Swedish musician (1845–1922)

Albertina Fredrika "Ika" Peyron, née Asp (1 July 1845 – 15 March 1922) was a Swedish composer, pianist and organist. She wrote songs as well as compositions for violin, piano and solo songs. Some of her pieces are still played, especially compositions for marching bands.

== Life ==
Ika Peyron was born in Timrå, Västernorrland, and was the foster child of the merchant Anton Asp, who wished her to have a profession and gave her a good education. Asp wished for her to become a medical doctor, but she was early on focused on music. She was educated as a pianist in Stockholm and a student of Louise Engström, Ivar Hallström, Johan van Boom, Emil Sjögren and Anton Andersen. She also studied in London. She attempted to compose but gave up because of the poor attitude toward female composers.
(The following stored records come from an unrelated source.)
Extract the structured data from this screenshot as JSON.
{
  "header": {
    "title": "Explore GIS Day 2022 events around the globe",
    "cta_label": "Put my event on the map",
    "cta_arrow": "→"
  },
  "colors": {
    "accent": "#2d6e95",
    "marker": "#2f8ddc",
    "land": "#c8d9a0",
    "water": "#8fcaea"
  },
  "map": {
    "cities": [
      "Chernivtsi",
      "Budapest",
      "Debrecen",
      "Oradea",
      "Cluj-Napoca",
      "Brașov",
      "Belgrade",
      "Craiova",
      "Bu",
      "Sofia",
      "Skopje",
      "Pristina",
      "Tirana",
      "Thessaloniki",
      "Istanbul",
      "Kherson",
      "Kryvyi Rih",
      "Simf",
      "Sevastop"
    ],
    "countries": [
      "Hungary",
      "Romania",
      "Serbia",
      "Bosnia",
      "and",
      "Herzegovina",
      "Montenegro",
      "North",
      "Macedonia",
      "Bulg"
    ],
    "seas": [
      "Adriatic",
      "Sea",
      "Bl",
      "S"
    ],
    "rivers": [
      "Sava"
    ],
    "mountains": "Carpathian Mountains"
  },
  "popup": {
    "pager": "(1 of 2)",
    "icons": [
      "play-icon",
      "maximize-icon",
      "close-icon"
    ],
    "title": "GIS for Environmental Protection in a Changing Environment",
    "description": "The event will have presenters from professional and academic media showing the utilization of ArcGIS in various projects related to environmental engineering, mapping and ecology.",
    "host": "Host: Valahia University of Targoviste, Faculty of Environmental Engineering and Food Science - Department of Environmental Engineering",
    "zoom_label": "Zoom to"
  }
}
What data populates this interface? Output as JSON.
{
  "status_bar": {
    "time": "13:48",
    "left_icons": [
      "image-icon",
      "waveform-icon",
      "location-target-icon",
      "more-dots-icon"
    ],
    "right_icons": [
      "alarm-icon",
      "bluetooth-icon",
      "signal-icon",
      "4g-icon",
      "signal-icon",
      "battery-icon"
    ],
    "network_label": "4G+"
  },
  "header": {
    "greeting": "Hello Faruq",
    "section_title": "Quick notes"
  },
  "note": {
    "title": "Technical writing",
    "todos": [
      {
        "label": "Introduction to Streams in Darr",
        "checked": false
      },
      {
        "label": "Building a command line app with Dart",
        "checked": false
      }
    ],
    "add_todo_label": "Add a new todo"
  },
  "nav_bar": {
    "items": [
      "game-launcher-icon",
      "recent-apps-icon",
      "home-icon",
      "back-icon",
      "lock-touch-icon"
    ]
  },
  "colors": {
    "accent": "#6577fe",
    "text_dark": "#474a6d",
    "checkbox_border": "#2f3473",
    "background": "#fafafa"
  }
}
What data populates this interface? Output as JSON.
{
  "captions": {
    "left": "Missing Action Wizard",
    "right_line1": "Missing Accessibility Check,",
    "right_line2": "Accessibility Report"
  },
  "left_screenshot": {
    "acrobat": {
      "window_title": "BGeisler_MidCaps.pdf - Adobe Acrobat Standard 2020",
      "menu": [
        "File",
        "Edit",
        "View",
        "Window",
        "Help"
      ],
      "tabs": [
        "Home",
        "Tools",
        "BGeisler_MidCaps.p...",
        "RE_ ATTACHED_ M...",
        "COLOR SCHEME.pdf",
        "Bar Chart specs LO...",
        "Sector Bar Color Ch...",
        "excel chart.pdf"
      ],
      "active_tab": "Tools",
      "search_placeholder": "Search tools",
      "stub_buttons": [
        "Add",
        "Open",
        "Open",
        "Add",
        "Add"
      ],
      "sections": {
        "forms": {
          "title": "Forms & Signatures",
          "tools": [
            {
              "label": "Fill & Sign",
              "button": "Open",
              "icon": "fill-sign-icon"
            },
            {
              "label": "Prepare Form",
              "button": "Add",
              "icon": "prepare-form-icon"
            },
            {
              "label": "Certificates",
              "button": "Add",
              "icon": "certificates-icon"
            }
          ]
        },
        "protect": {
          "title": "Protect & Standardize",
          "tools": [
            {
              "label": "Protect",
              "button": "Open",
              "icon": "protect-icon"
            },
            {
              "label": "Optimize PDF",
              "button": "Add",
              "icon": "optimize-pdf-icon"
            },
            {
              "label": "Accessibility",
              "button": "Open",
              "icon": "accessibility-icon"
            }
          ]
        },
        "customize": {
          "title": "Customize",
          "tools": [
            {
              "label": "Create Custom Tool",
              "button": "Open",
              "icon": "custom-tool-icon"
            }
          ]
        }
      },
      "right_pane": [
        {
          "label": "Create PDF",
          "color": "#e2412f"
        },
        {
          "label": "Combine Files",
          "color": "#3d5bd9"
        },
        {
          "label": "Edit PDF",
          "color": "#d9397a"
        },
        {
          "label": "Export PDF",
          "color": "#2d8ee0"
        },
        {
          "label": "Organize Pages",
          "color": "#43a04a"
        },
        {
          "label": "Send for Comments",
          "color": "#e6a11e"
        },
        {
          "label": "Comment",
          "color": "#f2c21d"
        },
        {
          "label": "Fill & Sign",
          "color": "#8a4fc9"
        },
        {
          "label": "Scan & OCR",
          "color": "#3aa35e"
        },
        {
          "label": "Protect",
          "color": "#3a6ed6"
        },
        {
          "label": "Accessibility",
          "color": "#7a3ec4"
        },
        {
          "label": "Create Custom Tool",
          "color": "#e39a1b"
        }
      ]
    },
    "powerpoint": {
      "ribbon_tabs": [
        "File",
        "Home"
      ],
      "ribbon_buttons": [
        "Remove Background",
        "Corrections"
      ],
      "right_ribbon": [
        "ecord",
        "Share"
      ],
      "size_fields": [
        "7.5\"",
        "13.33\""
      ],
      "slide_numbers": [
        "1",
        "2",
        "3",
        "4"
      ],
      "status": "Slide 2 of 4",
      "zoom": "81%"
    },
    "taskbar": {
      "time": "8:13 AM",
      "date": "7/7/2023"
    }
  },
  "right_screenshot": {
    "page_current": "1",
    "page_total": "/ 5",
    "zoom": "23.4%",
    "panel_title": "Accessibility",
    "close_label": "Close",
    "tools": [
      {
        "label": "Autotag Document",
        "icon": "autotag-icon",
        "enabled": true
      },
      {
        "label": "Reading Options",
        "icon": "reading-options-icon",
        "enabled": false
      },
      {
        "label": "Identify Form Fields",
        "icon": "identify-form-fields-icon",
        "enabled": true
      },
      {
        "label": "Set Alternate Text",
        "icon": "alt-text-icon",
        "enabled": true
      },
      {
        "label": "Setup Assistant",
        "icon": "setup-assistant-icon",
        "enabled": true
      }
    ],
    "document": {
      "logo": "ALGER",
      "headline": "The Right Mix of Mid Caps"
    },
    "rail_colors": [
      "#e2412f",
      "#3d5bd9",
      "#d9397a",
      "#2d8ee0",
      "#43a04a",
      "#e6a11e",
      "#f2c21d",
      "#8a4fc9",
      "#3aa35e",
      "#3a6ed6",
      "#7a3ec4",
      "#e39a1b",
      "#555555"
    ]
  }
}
In 1865 she married the merchant and politician Ludvig Peyron, and devoted the next decade to raising her sons. In the late 1870s, her sons were no longer small, and the attitude toward female composers had changed. Ika Peyron devoted herself completely to composition from the 1880s, when she tutored as well as directed and performed concerts at the chapels of the theatres and at the Ladies' Society Nya Idun. She published a large number of compositions suited to amateur players at home, and was widely published in Sweden, and her music was popular. Some of her compositions for marching bands are still played today, especially På terrassen, I ungdomstiden, and Festligt intåg.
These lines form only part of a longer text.